Asking God for Guidance
And (O Muhammad) follow that which is inspired in thee, and forbear until Allah Give Judgment. And He is the Best of Judges. (Surah Yunus:109)
Narrated Abu Hurayrah (r.a.), the Prophet (s.a.w.) said, “Allah Says I am just as My slave thinks I am and I am with him if he remembers Me. If he remembers me in himself, I too, Remember him in myself; if he remembers Me in a group, I Remember him in a group that is better than they; and if he comes ne span nearer to Me, I Go one cubit Nearer to him; and if he comes one cubit nearer to Me, I Go a distance of two outstretched arms Nearer to him; and if he comes to Me walking, I Go to him running.” (Swahih al-Bukhari, 93/502)
Islam has become a way of balancing life for me. It has awakened me to a new reality from what I was accustomed to as the perception of normal. It is a worldview that has a definitive purpose and an ending that gives us a purpose to strive and improve as human beings and not be moulded by the material values of our environment, which too easily allows us to lapse into the mindset of “eat and drink now, for tomorrow we die.”

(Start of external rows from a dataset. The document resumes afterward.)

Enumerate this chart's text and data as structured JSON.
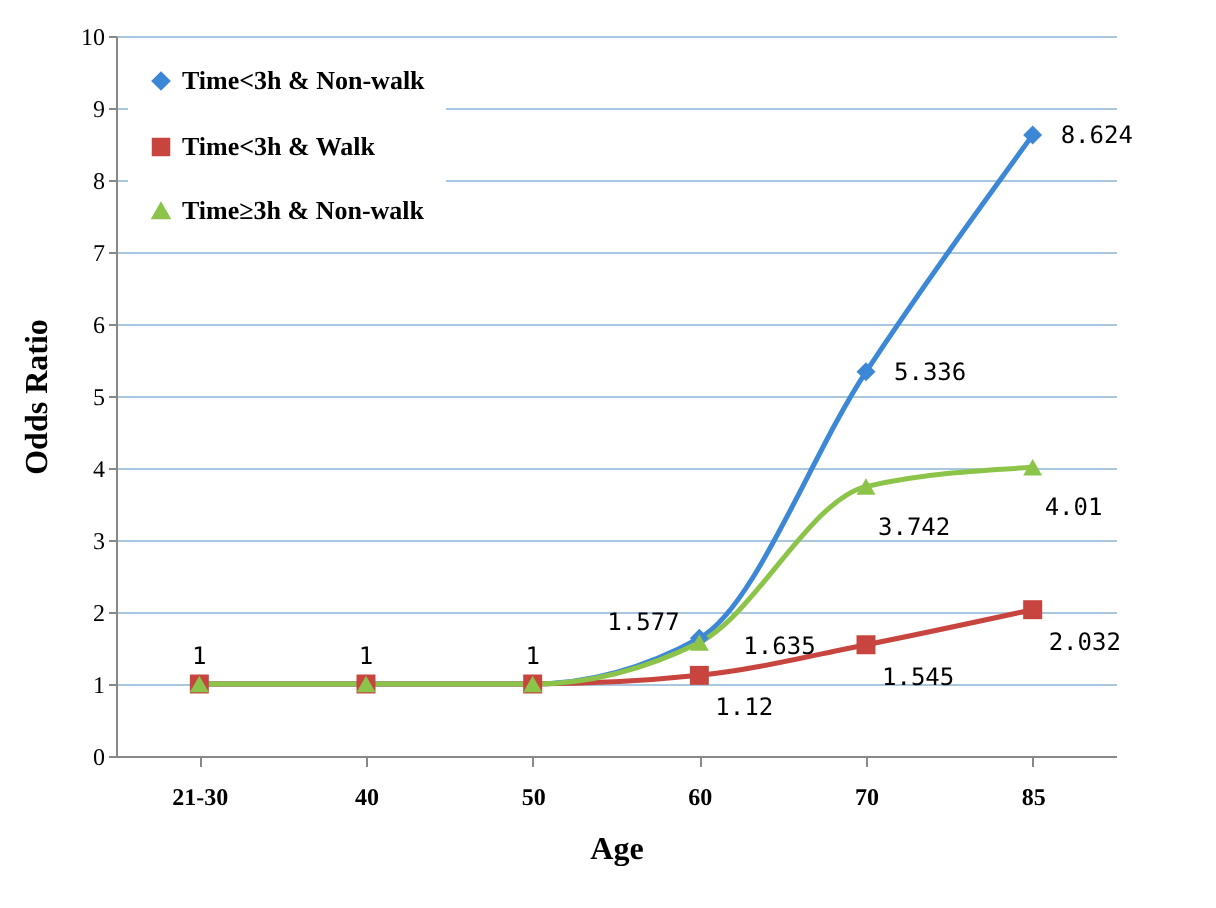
{
  "chart_data": {
    "type": "line",
    "xlabel": "Age",
    "ylabel": "Odds  Ratio",
    "categories": [
      "21-30",
      "40",
      "50",
      "60",
      "70",
      "85"
    ],
    "series": [
      {
        "name": "Time<3h & Non-walk",
        "color": "#3c87d6",
        "marker": "diamond",
        "values": [
          1,
          1,
          1,
          1.635,
          5.336,
          8.624
        ],
        "value_labels": [
          "1",
          "1",
          "1",
          "1.635",
          "5.336",
          "8.624"
        ]
      },
      {
        "name": "Time<3h & Walk",
        "color": "#c8453f",
        "marker": "square",
        "values": [
          1,
          1,
          1,
          1.12,
          1.545,
          2.032
        ],
        "value_labels": [
          null,
          null,
          null,
          "1.12",
          "1.545",
          "2.032"
        ]
      },
      {
        "name": "Time≥3h & Non-walk",
        "color": "#8cc44a",
        "marker": "triangle",
        "values": [
          1,
          1,
          1,
          1.577,
          3.742,
          4.01
        ],
        "value_labels": [
          null,
          null,
          null,
          "1.577",
          "3.742",
          "4.01"
        ]
      }
    ],
    "ylim": [
      0,
      10
    ],
    "yticks": [
      0,
      1,
      2,
      3,
      4,
      5,
      6,
      7,
      8,
      9,
      10
    ],
    "grid": "y",
    "legend": "top left"
  }
}
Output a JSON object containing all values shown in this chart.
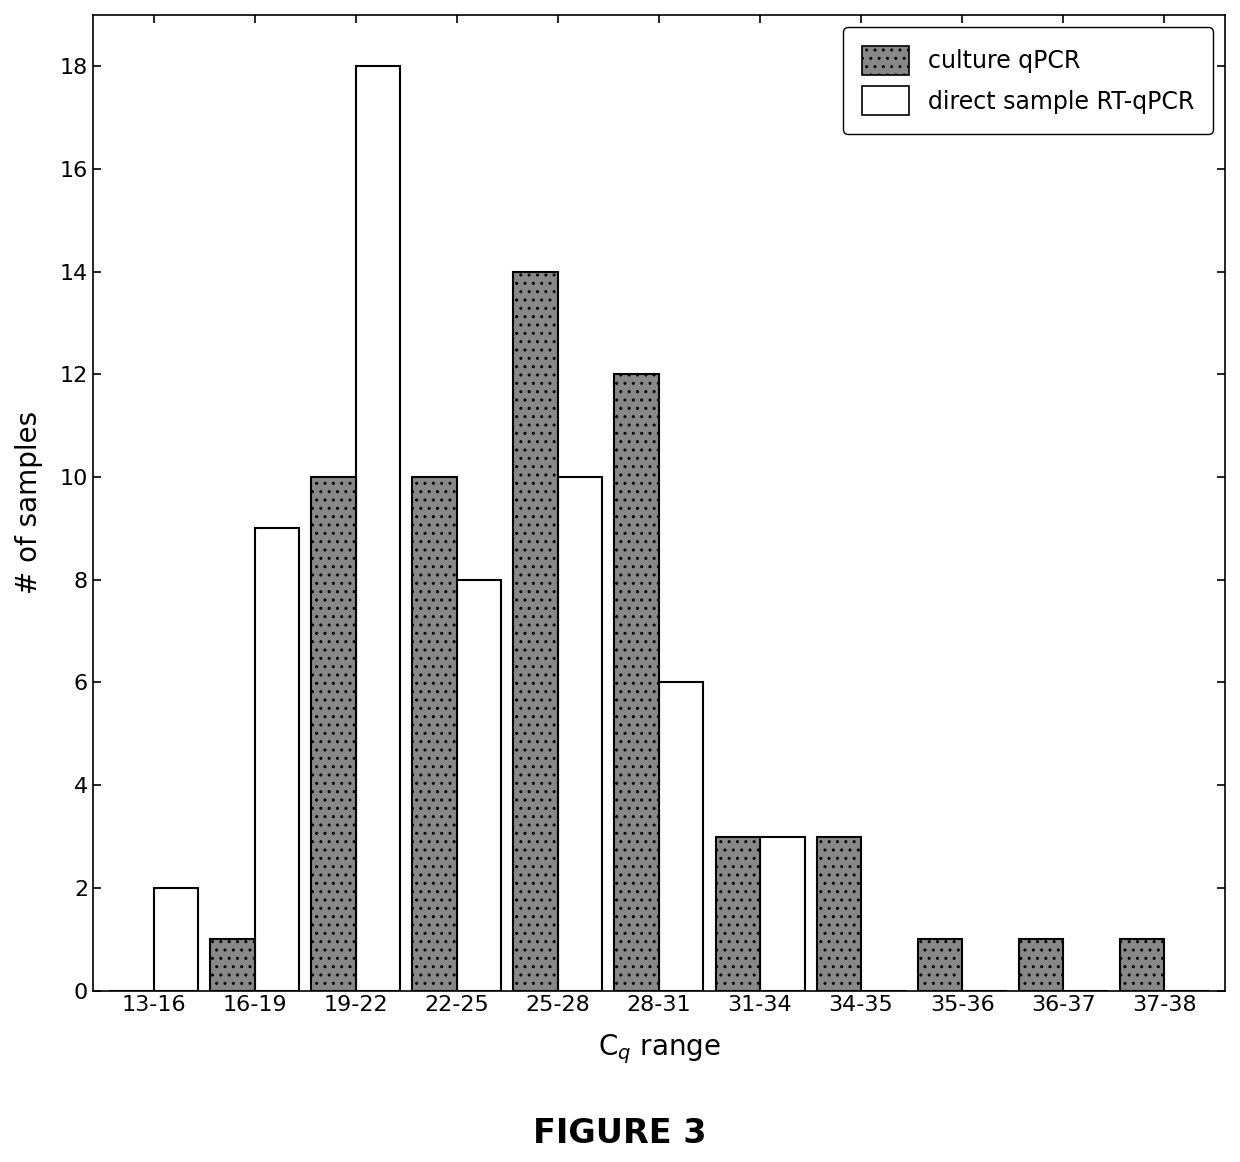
{
  "categories": [
    "13-16",
    "16-19",
    "19-22",
    "22-25",
    "25-28",
    "28-31",
    "31-34",
    "34-35",
    "35-36",
    "36-37",
    "37-38"
  ],
  "culture_qpcr": [
    0,
    1,
    10,
    10,
    14,
    12,
    3,
    3,
    1,
    1,
    1
  ],
  "direct_rt_qpcr": [
    2,
    9,
    18,
    8,
    10,
    6,
    3,
    0,
    0,
    0,
    0
  ],
  "culture_color": "#888888",
  "direct_color": "#ffffff",
  "culture_hatch": "..",
  "direct_hatch": "",
  "bar_edgecolor": "#000000",
  "bar_linewidth": 1.5,
  "xlabel": "C$_q$ range",
  "ylabel": "# of samples",
  "ylim": [
    0,
    19
  ],
  "yticks": [
    0,
    2,
    4,
    6,
    8,
    10,
    12,
    14,
    16,
    18
  ],
  "legend_culture": "culture qPCR",
  "legend_direct": "direct sample RT-qPCR",
  "figure_title": "FIGURE 3",
  "title_fontsize": 24,
  "axis_fontsize": 20,
  "tick_fontsize": 16,
  "legend_fontsize": 17,
  "background_color": "#ffffff",
  "bar_width": 0.44,
  "figsize": [
    12.4,
    11.62
  ],
  "dpi": 100
}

Coming from a Western secular environment, I can say there are many good things about the West, that environment, its people and their values. Unfortunately, Islam is largely misunderstood and seen as backwards, regressive, boring and has less and less of a place in what is perceived as normal anymore. Progress in the West is seen as relaxing on laws and moral values such as dress etiquette and consumption of intoxicants, including drugs. There has been a strong emphasis on the need to work hard to build a good family life by acquiring material means and affording the ‘good life.’ Sadly, I feel this has driven a lot of people to exuberant ends, over-indulgence and over-relaxed moral standards towards the ends of ‘anything goes’. I feel the capitalist political model is failing in this direction, as more people become disenchanted with the course of material pursuit, broken families and homes die to drug and alcohol abuse and moral and financial bankruptcy – debt-ridden lives.
I will never give up this religion, not for mountains of gold or even all the worth of the world, insha’Allah.